EU-Parlament Einigt Sich Auf Umfassende Reform Der Eigenen Arbeitsweise

Das Europäische Parlament hat sich auf ein weitreichendes Reformpaket seiner internen Regeln geeinigt. Dies betrifft den Gesetzgebungsprozess, die Haushaltsfunktionen und die Aktivitäten des Plenums, bestätigte ein hochrangiger parlamentarischer Funktionär gegenüber Euractiv am Donnerstag.

Die Reformen wurden von einer Arbeitsgruppe vorgeschlagen und entworfen, an der die Abgeordneten und die Verwaltung des Parlaments beteiligt waren. Bei einem Treffen am Mittwoch (6. Dezember) haben die Fraktionsvorsitzenden und die Präsidentin des EU-Parlaments, Roberta Metsola, das gesamte Paket angenommen.

Mit dieser Zustimmung hat die Umsetzung der Reformen begonnen. Je nach Vorschlag werden das Plenum oder andere Gremien des EU-Parlaments in den Prozess einbezogen. Dadurch kann es zu geringfügigen Änderungen im Prozess kommen.

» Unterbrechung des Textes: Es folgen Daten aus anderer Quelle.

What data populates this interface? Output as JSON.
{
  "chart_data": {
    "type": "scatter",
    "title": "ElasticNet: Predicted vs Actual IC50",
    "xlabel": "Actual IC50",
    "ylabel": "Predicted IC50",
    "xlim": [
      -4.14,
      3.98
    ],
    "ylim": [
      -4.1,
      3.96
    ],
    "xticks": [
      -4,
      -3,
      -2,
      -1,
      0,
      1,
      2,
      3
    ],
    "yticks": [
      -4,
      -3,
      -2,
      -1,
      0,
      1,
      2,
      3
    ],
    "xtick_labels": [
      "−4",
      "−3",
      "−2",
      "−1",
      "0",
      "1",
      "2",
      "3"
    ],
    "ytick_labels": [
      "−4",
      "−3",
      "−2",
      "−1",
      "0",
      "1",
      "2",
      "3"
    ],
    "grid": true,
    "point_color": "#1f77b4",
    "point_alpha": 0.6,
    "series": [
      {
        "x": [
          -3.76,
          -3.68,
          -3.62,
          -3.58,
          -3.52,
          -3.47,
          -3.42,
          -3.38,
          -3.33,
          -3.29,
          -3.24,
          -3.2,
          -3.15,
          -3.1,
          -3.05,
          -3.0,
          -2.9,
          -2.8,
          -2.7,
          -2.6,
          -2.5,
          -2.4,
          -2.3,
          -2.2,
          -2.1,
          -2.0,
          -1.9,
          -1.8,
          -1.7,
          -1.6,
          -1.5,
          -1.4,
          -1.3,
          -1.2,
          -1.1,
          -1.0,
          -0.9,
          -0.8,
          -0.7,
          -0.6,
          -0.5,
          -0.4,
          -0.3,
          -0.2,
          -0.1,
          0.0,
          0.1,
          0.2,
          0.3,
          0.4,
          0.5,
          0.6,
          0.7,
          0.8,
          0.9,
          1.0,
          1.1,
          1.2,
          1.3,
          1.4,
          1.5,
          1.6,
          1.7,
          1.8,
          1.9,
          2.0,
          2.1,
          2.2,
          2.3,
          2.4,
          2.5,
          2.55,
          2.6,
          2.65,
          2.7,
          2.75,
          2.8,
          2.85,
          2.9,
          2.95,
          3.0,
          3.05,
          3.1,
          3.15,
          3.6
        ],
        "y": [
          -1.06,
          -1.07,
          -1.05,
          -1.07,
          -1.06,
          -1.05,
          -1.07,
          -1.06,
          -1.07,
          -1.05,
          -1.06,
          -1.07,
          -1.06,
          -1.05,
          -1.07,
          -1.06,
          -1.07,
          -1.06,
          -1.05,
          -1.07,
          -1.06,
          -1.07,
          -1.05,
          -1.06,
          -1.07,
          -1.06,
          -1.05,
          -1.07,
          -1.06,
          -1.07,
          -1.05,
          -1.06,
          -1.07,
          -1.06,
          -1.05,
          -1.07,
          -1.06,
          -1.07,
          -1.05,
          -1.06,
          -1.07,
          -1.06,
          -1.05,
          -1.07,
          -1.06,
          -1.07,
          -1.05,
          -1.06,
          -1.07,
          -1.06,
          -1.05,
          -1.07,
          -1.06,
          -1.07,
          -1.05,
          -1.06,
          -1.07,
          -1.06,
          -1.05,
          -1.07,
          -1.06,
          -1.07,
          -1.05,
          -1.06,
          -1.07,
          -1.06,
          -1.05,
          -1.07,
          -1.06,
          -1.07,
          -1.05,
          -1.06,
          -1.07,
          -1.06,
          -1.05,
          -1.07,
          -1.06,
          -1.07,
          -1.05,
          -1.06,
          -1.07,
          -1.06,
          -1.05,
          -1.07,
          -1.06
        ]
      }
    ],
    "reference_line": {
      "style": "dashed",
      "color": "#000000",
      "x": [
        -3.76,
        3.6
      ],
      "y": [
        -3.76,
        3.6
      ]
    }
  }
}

Die Reformen betreffen den Gesetzgebungsprozess, Kontrollfunktionen, Haushaltsaufgaben und die sogenannten „Amtsenthebungsbefugnisse“, ein Verfahren zur Bewertung der Art und Weise, wie die EU-Institutionen und -Agenturen ihre Aufgaben bei der Verwendung des EU-Haushalts wahrgenommen haben. Außerdem sind auch die Arbeitsweise des Parlamentsplenums und die Beziehungen zu externen Partnern betroffen.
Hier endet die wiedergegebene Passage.